Listen, I didn’t know any better. I was a high school kid who watched TheRadBrad on YouTube and thought, “Gee willikers, a game where I can use cool angel and demon weapons on maps that seem to morph with every step I make? I’m sold.” Also, who among you is willing to declare that Vergil wearing a trilby and having his own Vergilmobile isn’t the most canon thing to ever happen to him?

My time with the gritty reimagining of DMC wasn’t entirely fruitless in the long run. If I hadn’t played it, I wouldn’t have been put onto Ninja Theory’s subsequent Hellblade: Senua’s Sacrifice, which remains one of the most impactful games I’ve ever played. Sometimes it’s not about where you start but where you end up.
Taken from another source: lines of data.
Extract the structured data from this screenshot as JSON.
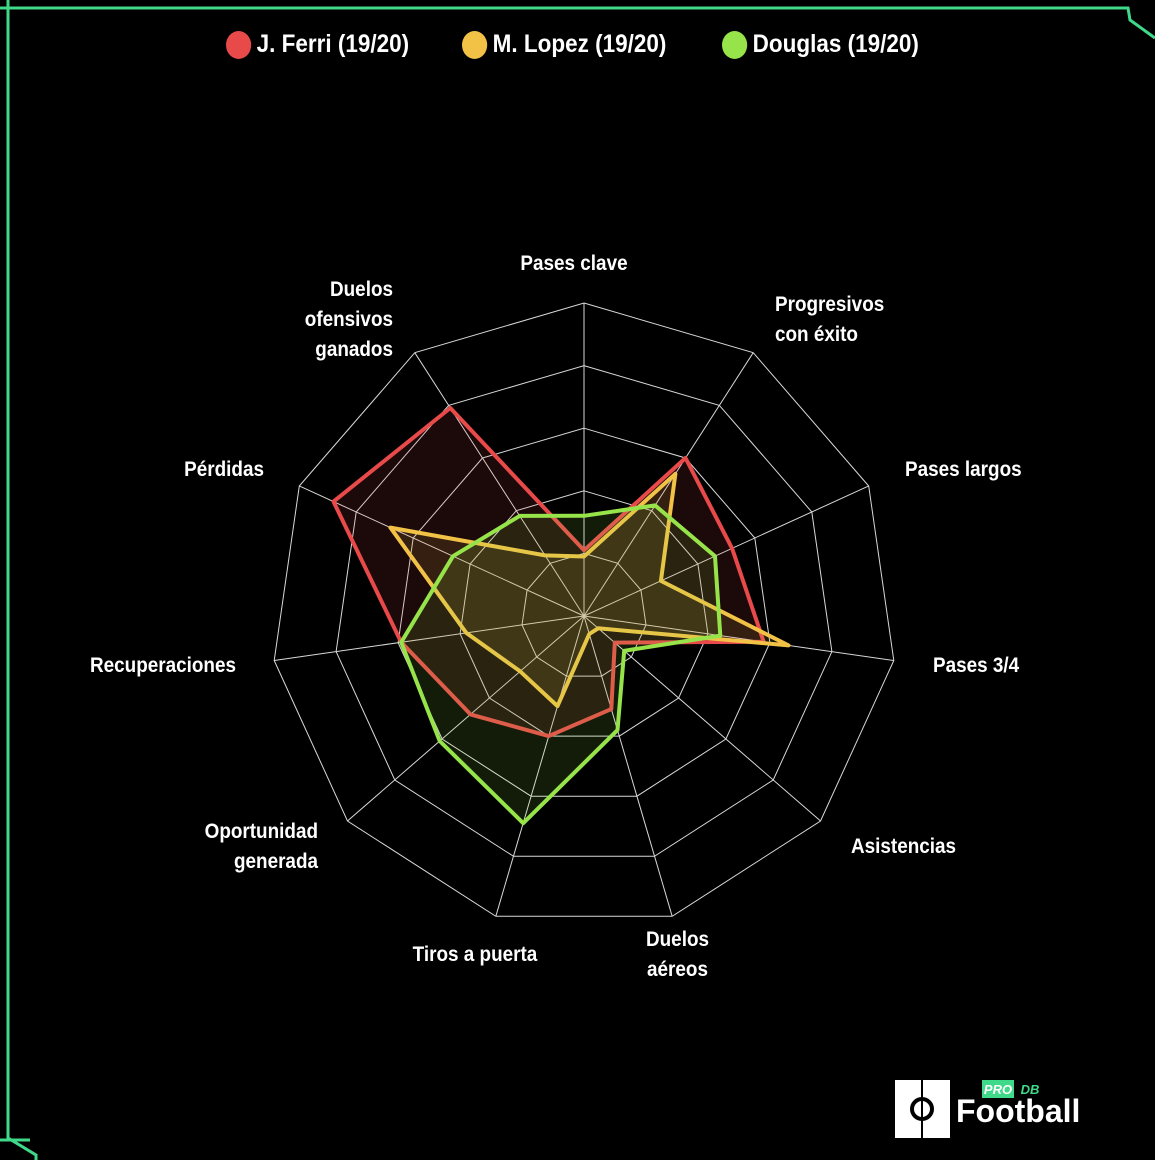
{
  "chart_data": {
    "type": "radar",
    "categories": [
      "Pases clave",
      "Progresivos\ncon éxito",
      "Pases largos",
      "Pases 3/4",
      "Asistencias",
      "Duelos\naéreos",
      "Tiros a puerta",
      "Oportunidad\ngenerada",
      "Recuperaciones",
      "Pérdidas",
      "Duelos\nofensivos\nganados"
    ],
    "series": [
      {
        "name": "J. Ferri (19/20)",
        "color": "#e84a4a",
        "values": [
          21,
          60,
          52,
          58,
          13,
          31,
          40,
          48,
          59,
          88,
          79
        ]
      },
      {
        "name": "M. Lopez (19/20)",
        "color": "#f2c247",
        "values": [
          19,
          54,
          27,
          66,
          6,
          6,
          30,
          27,
          38,
          68,
          23
        ]
      },
      {
        "name": "Douglas (19/20)",
        "color": "#97e34a",
        "values": [
          32,
          42,
          46,
          44,
          17,
          38,
          69,
          61,
          59,
          46,
          38
        ]
      }
    ],
    "rlim": [
      0,
      100
    ],
    "rticks": [
      20,
      40,
      60,
      80,
      100
    ],
    "grid": true,
    "legend": "top"
  },
  "logo": {
    "pro": "PRO",
    "db": "DB",
    "name": "Football"
  }
}
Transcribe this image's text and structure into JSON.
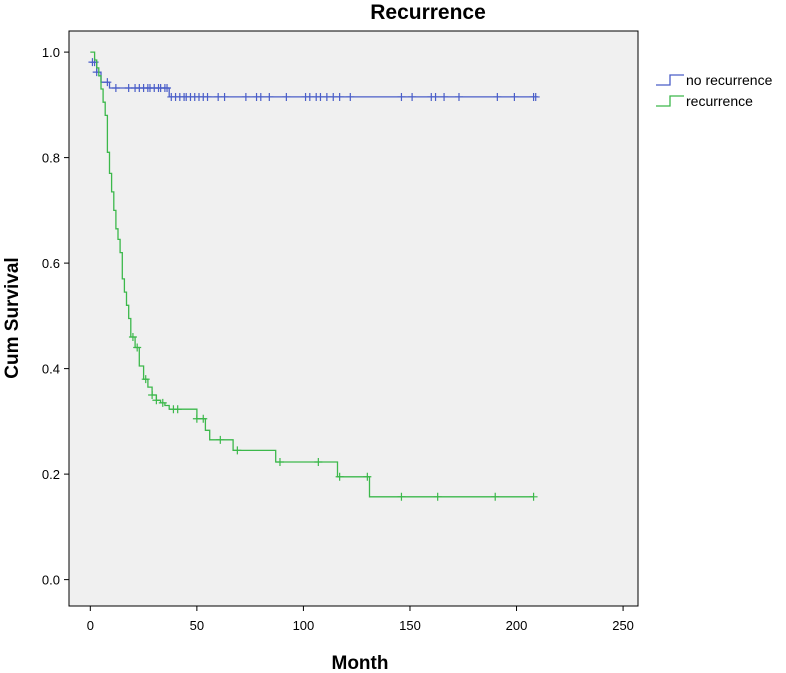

If it’s any consolation prize, the next DMC game I played was Devil May Cry 4. My next gut punch, however, will take a bit longer to recover from.

Out of the 151 Xbox games I’ve played (and totally didn’t leave in my backlog), the museum showed me in no uncertain terms that my most-played game for four years straight was Overwatch. Upon beholding this truth, memories of playing Overwatch flooded my mind palace like water gushing from a popped fire hydrant. My cop-out explanation for why my museum’s walls are “Oops, all Overwatch” is that the game launched in my freshman year of college and playing it kept me sane. I was down bad. Like open beta, pre-order and, regrettably, loot-box-purchasing down bad. Every day after class I would plug an ethernet cable into my Xbox One and use my university’s internet to play with friends who lived states away.

Gaze upon this wretched thing.  (Screenshot: Microsoft / Kotaku)
Gaze upon this wretched thing. (Screenshot: Microsoft / Kotaku)

What was unearthed by seeing Overwatch sweep every category in my museum wasn’t just my frustration at the game’s numerous balance patches, and the way I’d joke with friends about how “the game is bad now” but would still jump right back into playing if Zarya finally got a cool skin. It wasn’t just the joy I took in the funny memes that stemmed from then-lead designer Jeff Kaplan. It was how the game itself served as a communal place to hang out with my friends, to catch up, and make new memories together.

Today, my memories of playing Overwatch for years are more complicated than my mild embarrassment over having DmC: Devil May Cry be my first from that series, due to Activision Blizzard’s ongoing legal troubles, and the numerous allegations that a culture existed in which women across multiple studios were sexually harassed, assaulted, and psychologically traumatized. Before the news broke, my relationship with Overwatch was like that of a Tumblr refugee denying ever having spent time on the hellsite to save face. But my visit to the museum left me with nowhere to hide from what the game had once meant to me.

Regardless of what comes of the ongoing lawsuits, I can’t deny that my time spent with Overwatch went beyond simply enjoying it as a team-based multiplayer first-person shooter. The game ended up becoming like the kitchen floor where I would loiter with my closest friends and chat until dawn. It didn’t hurt that I got praise for my risky, 200 IQ Plays of the Game.

So hey, Happy Birthday Xbox, and thanks for the unnecessary gift of an awkward gaming scrapbook. My museum might be cringe, but having walked its halls and come out intact, I am free. In fact, though it was a bit uncomfortable taking this stroll down memory lane and being reminded of my formative gaming experiences, it was liberating, too, since those experiences helped shape what I value in games today, and I can embrace that. If anyone would like to commiserate with me about their own mortifying Xbox museum, you can join my support group where we’ll “power our dreams.” Y’know, the ones we choose to remember and not the ones that’ll have us waking up in a cold sweat.